What is the tax advantage of licensing a talent company in the MIBC?

The application of a reduced corporate income tax rate of 5% on profits resulting from activities effectively and materially carried out in the Autonomous Region of Madeira, conditional on the fulfilment of substantive requirements as to job creation and investment in the Region.

Is the MIBC regime compatible with EU law?

Yes. As a regional State aid regime authorised by the European Commission under Article 107(3)(a) TFEU. EU case law has, however, made clear that the compatibility decision depends on strict observance of the substance conditions; deviant applications are qualified as illegal aid and trigger recovery obligations.

What changed with the recent Spanish ruling in the Shakira case?

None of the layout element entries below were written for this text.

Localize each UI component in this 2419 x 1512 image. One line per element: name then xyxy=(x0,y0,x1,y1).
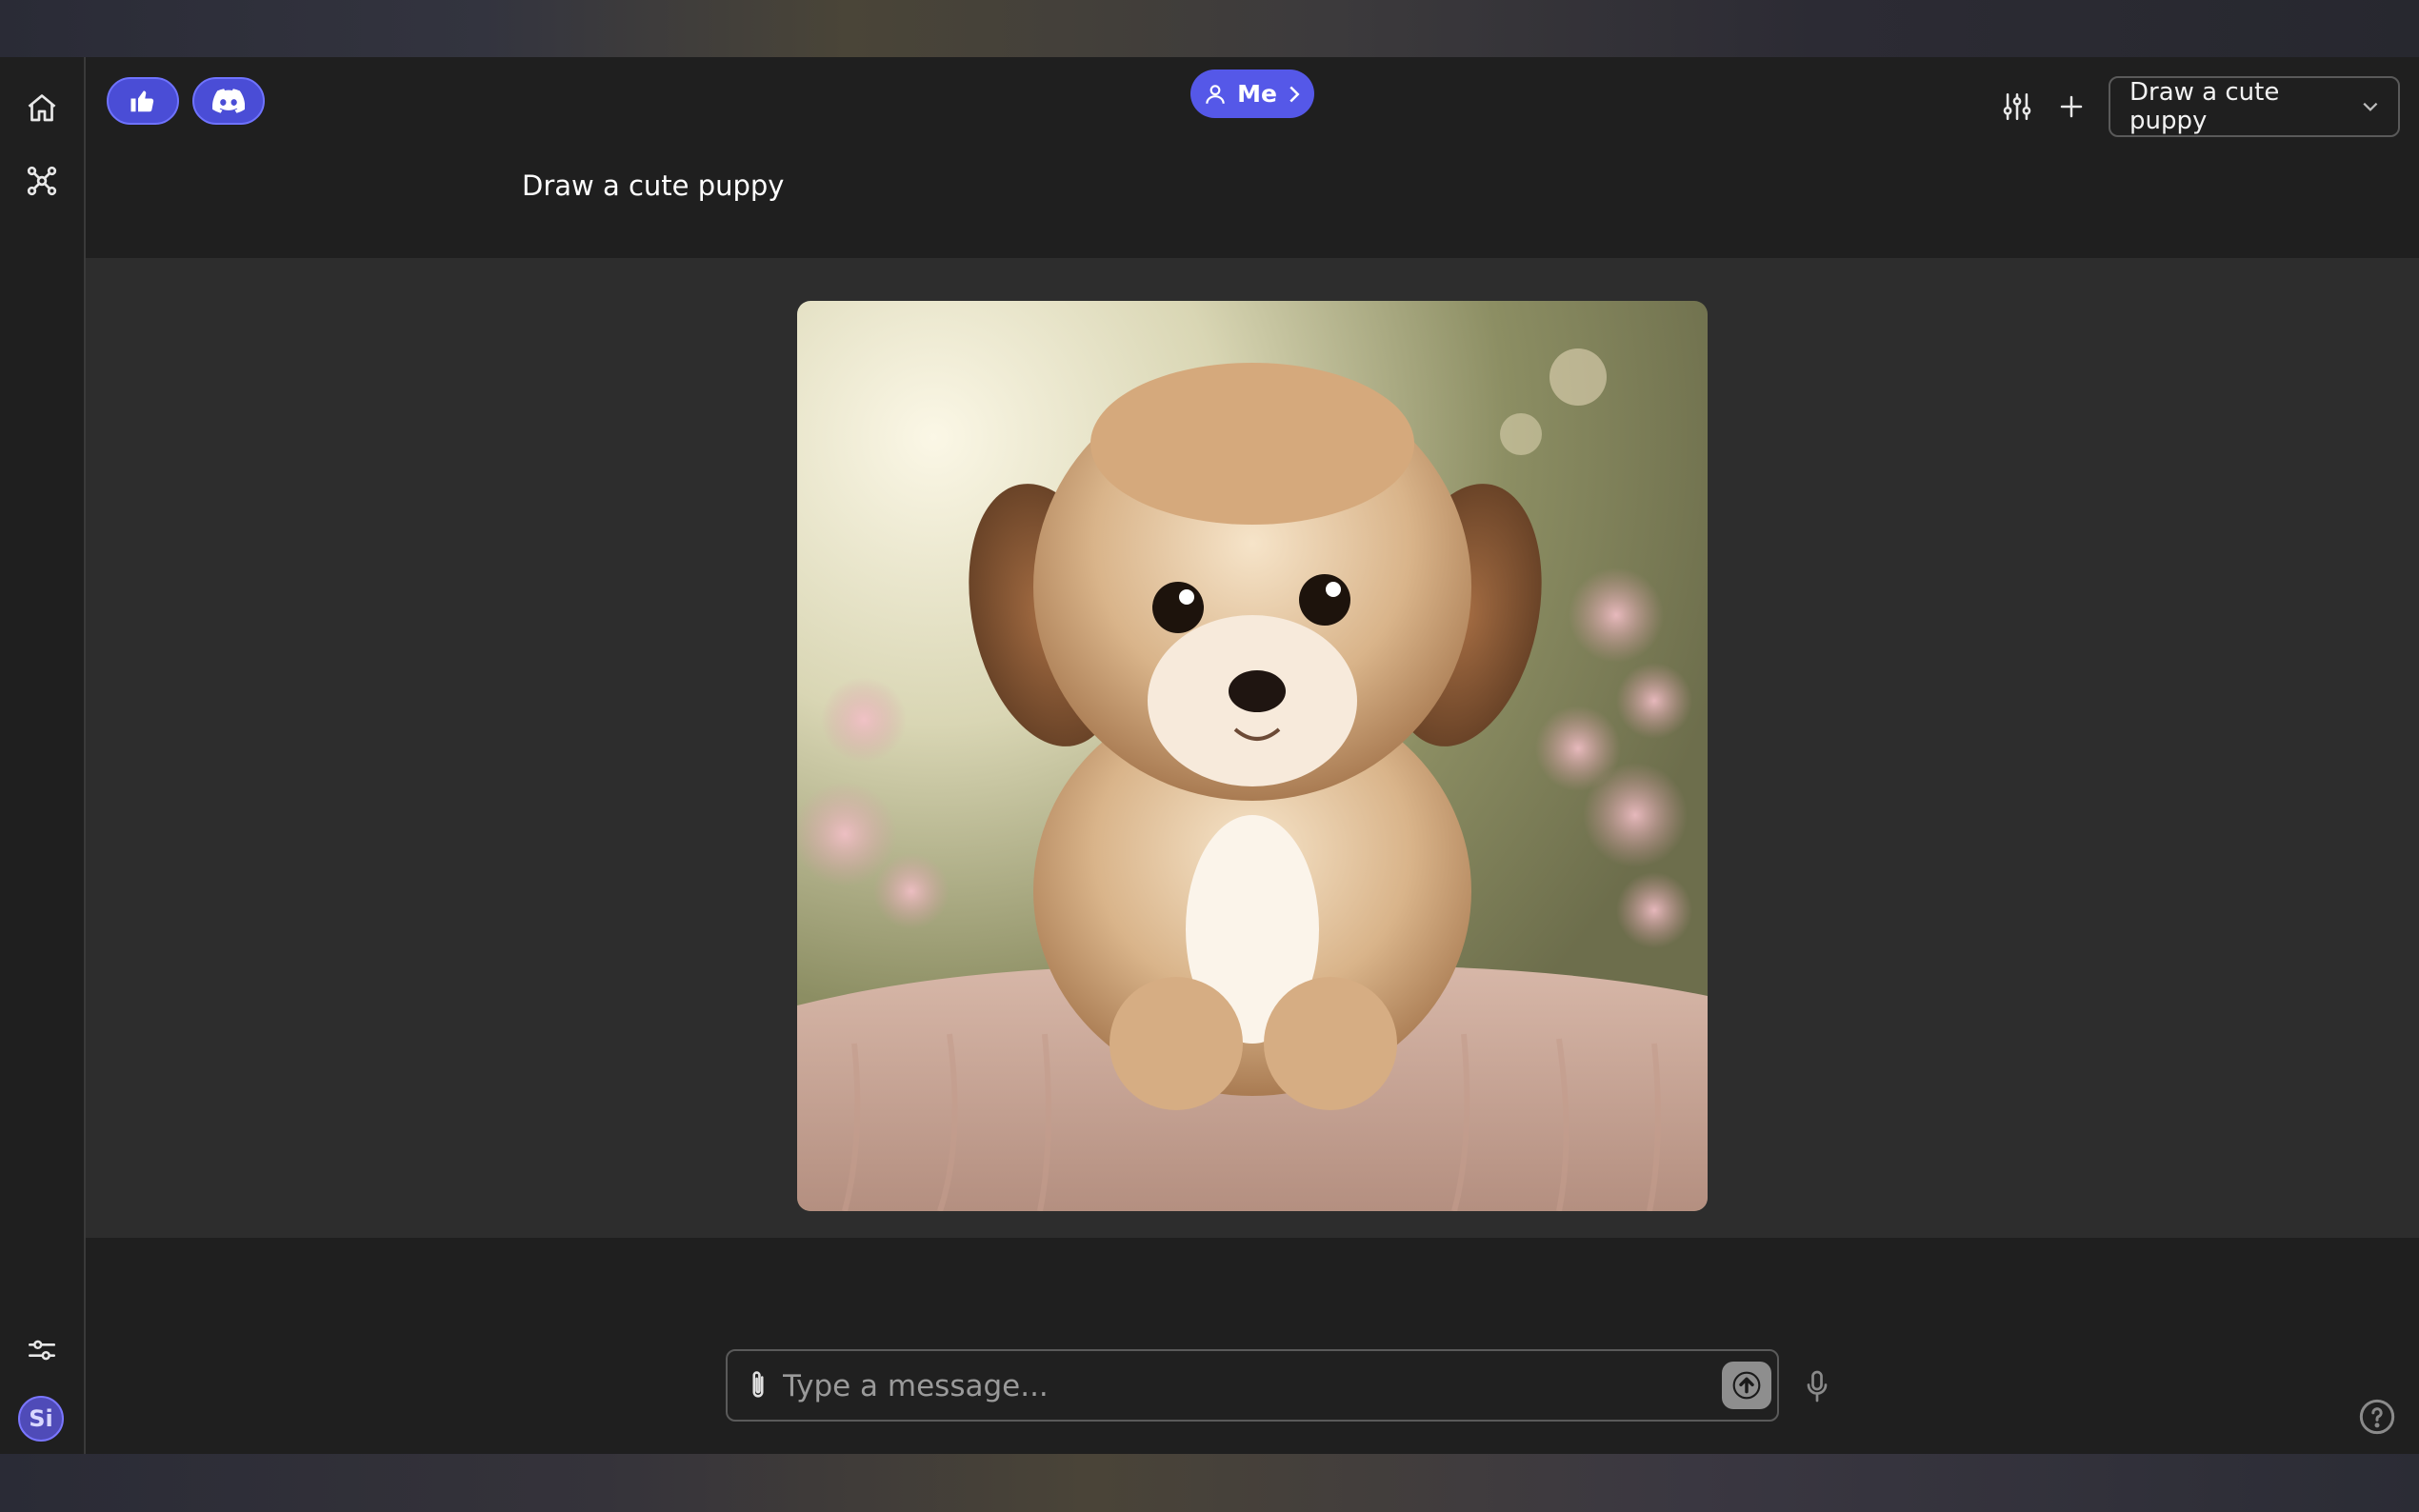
paperclip-icon xyxy=(752,1371,764,1398)
workflow-button[interactable] xyxy=(17,156,67,206)
feedback-button[interactable] xyxy=(107,77,179,125)
puppy-illustration xyxy=(797,301,1708,1211)
message-stage xyxy=(86,258,2419,1238)
attach-button[interactable] xyxy=(739,1366,777,1404)
conversation-settings-button[interactable] xyxy=(1996,86,2038,128)
persona-selector-button[interactable]: Me xyxy=(1190,70,1314,118)
thumbs-up-icon xyxy=(130,90,154,112)
send-button[interactable] xyxy=(1722,1362,1771,1409)
tune-sliders-icon xyxy=(2003,92,2031,121)
user-prompt-message: Draw a cute puppy xyxy=(522,169,785,202)
microphone-icon xyxy=(1807,1370,1828,1403)
settings-sliders-icon xyxy=(28,1340,56,1361)
conversation-dropdown[interactable]: Draw a cute puppy xyxy=(2109,76,2400,137)
workflow-icon xyxy=(27,166,57,196)
desktop-wallpaper-strip xyxy=(0,1454,2419,1512)
discord-button[interactable] xyxy=(192,77,265,125)
settings-button[interactable] xyxy=(17,1325,67,1375)
user-avatar[interactable]: Si xyxy=(18,1396,64,1442)
arrow-up-icon xyxy=(1732,1371,1761,1400)
left-sidebar: Si xyxy=(0,57,86,1454)
plus-icon xyxy=(2060,95,2083,118)
chevron-right-icon xyxy=(1289,86,1300,102)
discord-icon xyxy=(212,89,245,113)
home-icon xyxy=(28,94,56,122)
message-input[interactable] xyxy=(781,1359,1680,1414)
conversation-dropdown-value: Draw a cute puppy xyxy=(2129,78,2280,135)
app-window: Si Me Draw a cute puppy Draw a cute pupp… xyxy=(0,57,2419,1454)
new-conversation-button[interactable] xyxy=(2050,86,2092,128)
chevron-down-icon xyxy=(2363,102,2378,111)
help-circle-icon xyxy=(2359,1399,2395,1435)
persona-label: Me xyxy=(1237,80,1277,108)
help-button[interactable] xyxy=(2356,1396,2398,1438)
user-icon xyxy=(1206,84,1225,104)
generated-image[interactable] xyxy=(797,301,1708,1211)
home-button[interactable] xyxy=(17,84,67,133)
message-composer xyxy=(726,1349,1779,1422)
voice-input-button[interactable] xyxy=(1798,1365,1836,1407)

The Audiencia Nacional‘s ruling, an illustrative foreign precedent, not directly binding in Portuguese law, reinforces the evidentiary burden borne by tax administrations when characterising tax residence and, by extension, when substantively re-characterising international corporate structures. The decision aligns with the European principle that corporate legal form may only be disregarded upon concrete demonstration of artificiality, not by mere inference drawn from the personal nature of the underlying performance.

This material is provided for general informational and academic discussion purposes only and does not constitute legal, tax, accounting, investment, regulatory, or other professional advice. It should not be relied upon as a substitute for obtaining specific advice from qualified legal and tax advisers in the relevant jurisdiction.

The analysis herein reflects a general interpretation of Portuguese, European Union, and international tax principles as of the date of writing, including references to Portuguese legislation, OECD materials, administrative practice, arbitral decisions, and judicial authorities. Laws, regulations, administrative interpretations, and case law may change and may be applied differently depending on the particular facts and circumstances of each case.

References to foreign judicial decisions, including the recent Spanish proceedings involving Shakira, are included solely for comparative and illustrative purposes. Such decisions are not binding under Portuguese law and should not be interpreted as determinative of any Portuguese tax, corporate, or anti-abuse analysis.

Any corporate or tax structuring involving artists, athletes, image rights, performance income, international operations, or the Madeira International Business Centre (MIBC/CINM) regime requires a case-by-case assessment of legal, operational, accounting, and economic substance factors. The application of the Portuguese General Anti-Avoidance Rule (GAAR), State aid rules, tax residence principles, transfer pricing rules, beneficial ownership requirements, controlled foreign company rules, anti-hybrid provisions, and international reporting obligations depends on the specific factual matrix of each arrangement.

No representation or warranty, express or implied, is made as to the completeness, accuracy, reliability, or current validity of the information contained herein. To the maximum extent permitted by law, the author(s) disclaim any liability arising directly or indirectly from reliance on this material or from any action or omission taken on the basis of it.

Readers should seek independent professional advice before implementing any structure, transaction, or tax position discussed in this material.